I go back and forth constantly trying to figure out these answers to these questions, and I am continuously led back to my childhood experiences, and my teenage years.

When I was a child, I had loving parents who fed me well. They would never allow me starve, and would barely comment on my choice of foods. They allowed me to eat what I wanted to, without any questions. I wasn’t enrolled in sports. Didn’t partake in any kind of physical activity, other than swimming and gymnastics which weren’t for very long. I did however, love to be with my friends. I would love to spend time with them, no matter what the activity. If we just hangout at each other’s house, or went to the mall, or a walk or bike ride. It didn’t matter, I just loved spending time with them. And same goes with family. I would put family and friends above anything else. But now that I am older, I’ve noticed how I’ve put exercise and food above them. I’ve placed such an importance on the food that I eat, that I will actually avoid seeing friends and family if I know I don’t have the control of what I’m going to have. I will also debate whether or not I’m going to spend time with friends and family, based on what were going.

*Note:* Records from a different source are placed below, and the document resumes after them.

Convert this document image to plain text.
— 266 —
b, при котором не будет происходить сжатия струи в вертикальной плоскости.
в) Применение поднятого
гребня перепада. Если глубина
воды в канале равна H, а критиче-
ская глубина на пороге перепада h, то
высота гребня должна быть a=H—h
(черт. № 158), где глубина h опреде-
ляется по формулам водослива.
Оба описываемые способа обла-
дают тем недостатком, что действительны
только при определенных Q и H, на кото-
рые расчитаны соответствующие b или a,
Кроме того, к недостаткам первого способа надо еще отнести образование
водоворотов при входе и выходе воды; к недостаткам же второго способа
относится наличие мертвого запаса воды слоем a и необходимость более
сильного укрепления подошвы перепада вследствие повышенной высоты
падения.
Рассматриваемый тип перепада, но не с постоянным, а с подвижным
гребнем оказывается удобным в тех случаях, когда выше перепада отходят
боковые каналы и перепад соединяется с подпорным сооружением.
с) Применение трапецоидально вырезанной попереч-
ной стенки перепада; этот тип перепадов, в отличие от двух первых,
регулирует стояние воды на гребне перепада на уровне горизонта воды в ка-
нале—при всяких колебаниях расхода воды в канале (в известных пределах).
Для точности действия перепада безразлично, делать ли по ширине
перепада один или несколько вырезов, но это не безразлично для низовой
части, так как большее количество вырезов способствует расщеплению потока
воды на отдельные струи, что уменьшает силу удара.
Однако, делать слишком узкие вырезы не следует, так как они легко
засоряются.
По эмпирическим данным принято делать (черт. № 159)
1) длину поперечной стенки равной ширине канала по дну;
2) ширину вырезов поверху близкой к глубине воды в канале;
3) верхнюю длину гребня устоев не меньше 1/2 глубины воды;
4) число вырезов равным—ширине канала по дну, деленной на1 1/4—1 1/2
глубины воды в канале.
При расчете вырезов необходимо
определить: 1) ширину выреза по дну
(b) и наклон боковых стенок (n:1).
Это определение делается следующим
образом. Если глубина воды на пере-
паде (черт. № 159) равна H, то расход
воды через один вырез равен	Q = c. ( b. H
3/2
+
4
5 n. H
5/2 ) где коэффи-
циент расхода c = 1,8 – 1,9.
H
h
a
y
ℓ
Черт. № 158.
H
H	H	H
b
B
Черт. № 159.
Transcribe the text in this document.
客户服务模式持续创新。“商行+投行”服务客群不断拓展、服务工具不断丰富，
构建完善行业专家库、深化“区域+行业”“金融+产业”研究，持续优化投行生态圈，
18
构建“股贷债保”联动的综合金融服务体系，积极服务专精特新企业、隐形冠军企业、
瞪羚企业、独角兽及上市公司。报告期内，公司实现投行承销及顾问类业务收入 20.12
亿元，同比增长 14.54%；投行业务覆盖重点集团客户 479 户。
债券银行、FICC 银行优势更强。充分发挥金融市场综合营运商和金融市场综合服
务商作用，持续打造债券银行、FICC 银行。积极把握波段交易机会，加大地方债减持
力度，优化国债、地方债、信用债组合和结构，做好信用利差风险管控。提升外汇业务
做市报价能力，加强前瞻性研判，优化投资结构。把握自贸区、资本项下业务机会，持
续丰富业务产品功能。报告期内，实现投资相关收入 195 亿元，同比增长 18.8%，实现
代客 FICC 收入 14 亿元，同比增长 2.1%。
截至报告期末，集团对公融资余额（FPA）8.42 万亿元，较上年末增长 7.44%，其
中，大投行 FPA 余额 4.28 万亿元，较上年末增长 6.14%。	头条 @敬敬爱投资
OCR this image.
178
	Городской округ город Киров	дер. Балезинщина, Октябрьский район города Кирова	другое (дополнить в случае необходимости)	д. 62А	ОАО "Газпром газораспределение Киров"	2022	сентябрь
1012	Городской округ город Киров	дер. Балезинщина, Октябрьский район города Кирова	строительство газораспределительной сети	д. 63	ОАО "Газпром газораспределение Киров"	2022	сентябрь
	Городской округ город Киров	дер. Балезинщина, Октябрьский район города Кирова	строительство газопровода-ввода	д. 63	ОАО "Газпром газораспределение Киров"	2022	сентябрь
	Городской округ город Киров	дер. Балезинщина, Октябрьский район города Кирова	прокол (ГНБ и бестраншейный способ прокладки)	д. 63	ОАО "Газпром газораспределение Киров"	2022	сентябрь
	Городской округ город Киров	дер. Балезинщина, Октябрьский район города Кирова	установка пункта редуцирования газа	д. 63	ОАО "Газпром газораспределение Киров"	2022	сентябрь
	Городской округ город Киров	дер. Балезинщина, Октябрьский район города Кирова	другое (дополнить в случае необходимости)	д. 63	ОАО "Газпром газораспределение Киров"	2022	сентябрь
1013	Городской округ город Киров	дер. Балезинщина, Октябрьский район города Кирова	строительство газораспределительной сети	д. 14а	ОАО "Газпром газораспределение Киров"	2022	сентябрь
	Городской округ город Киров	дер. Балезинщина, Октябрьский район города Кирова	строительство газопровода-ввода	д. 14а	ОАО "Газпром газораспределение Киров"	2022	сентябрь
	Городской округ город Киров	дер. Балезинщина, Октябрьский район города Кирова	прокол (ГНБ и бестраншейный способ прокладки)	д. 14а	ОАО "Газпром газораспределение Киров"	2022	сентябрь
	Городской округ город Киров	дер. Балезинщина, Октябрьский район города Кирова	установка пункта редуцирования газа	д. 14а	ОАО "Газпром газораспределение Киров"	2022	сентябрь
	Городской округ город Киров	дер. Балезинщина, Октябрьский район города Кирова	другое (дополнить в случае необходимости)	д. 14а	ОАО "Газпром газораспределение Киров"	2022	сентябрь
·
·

If were planning on sitting around and doing nothing, I tell myself I’ve got to work out ahead of time. This is so so twisted and I just want to be free. I want to be free of this disorder.

Here is a poem I wrote while I was in greece, to describe how the eating disorder(the enemy) has interfered with God’s love for me.

When I was three feet tall you were all I knew,

I would hear your voice and always obey you

As Your child I did what I was told,

And as my Father, Your hand was mine to hold

 

As I breathed You in, Your joy was a reflection

Of that love that You had given me,

A sign of Your perfection

I would sing songs in my crib,

And You would smile at my face,

You could see your light shining through me

With an abundance of Your grace

 

You handed me these gifts,

And I had put them to good use.

To laugh and to love,

To dance, and to draw

To create and inspire,

to sing in school choir.

 

I am three feet tall, and You are all I know

But there will be a season where I begin to grow.

I will start to lose sight of the things I have seen,

Because of this world, and how it’s so unclean.

 

When I was five feet tall, I had entered a season,

Where looks became important, and society was the reason.

Formed opinions by my friends began to overrule,

So much, to the extent, where I was their footstool.

 

I would try to avoid, and brush off the hate,

But at the time I was lost, and couldn’t think straight.

I would cry and feel bad, that my hope had disappeared,

And the happiness I felt, had turned into tears.

 

I could not understand, the things of this season

But I knew that it was happening, for a good reason.

I knew there was a God, but my eyes were still shut,

So as the years would pass by, I was stuck in a rut.

 

Another voice who I heard, would speak into my ear,

And I began to wonder, who is this that I hear?

This voice would utter things, that would make me feel low,

So I was solely convinced, that I could no longer grow.

 

In moment’s where I smiled, he’d begin to whisper lies,

Saying that I’m worthless, and worthy of no prize.

As the light in me decreased, so did all my skin,

I was shedding down the body, I was happily living in.

 

My days were instructed,

By rules and restrictions.

And instead of living a Christ filled life,

I was prisoned with conviction.

 

Daily I would stumble,

But I would pray that I could wait,

I remembered that there is God,

Who can make my paths straight

 

I was cleansed and renewed,

By the assistance of my pastor.

But truthfully it was His spirit,

Who had saved be from disaster.

 

I spent days and nights weeping,

In unbearable pain.

All I could feel was sin,

Flowing through my veins.

 

I called on the Lord during the darkest of nights,

He told me to repent,

and He’ll restore all of my sight.

 

So I handed Him my sin, all my guilt and all my shame.

I said, “God, I will honor You always, forever in Your name”.

 

I told a few others, the pain that I was feeling,

And by their answered prayers, soon began the healing.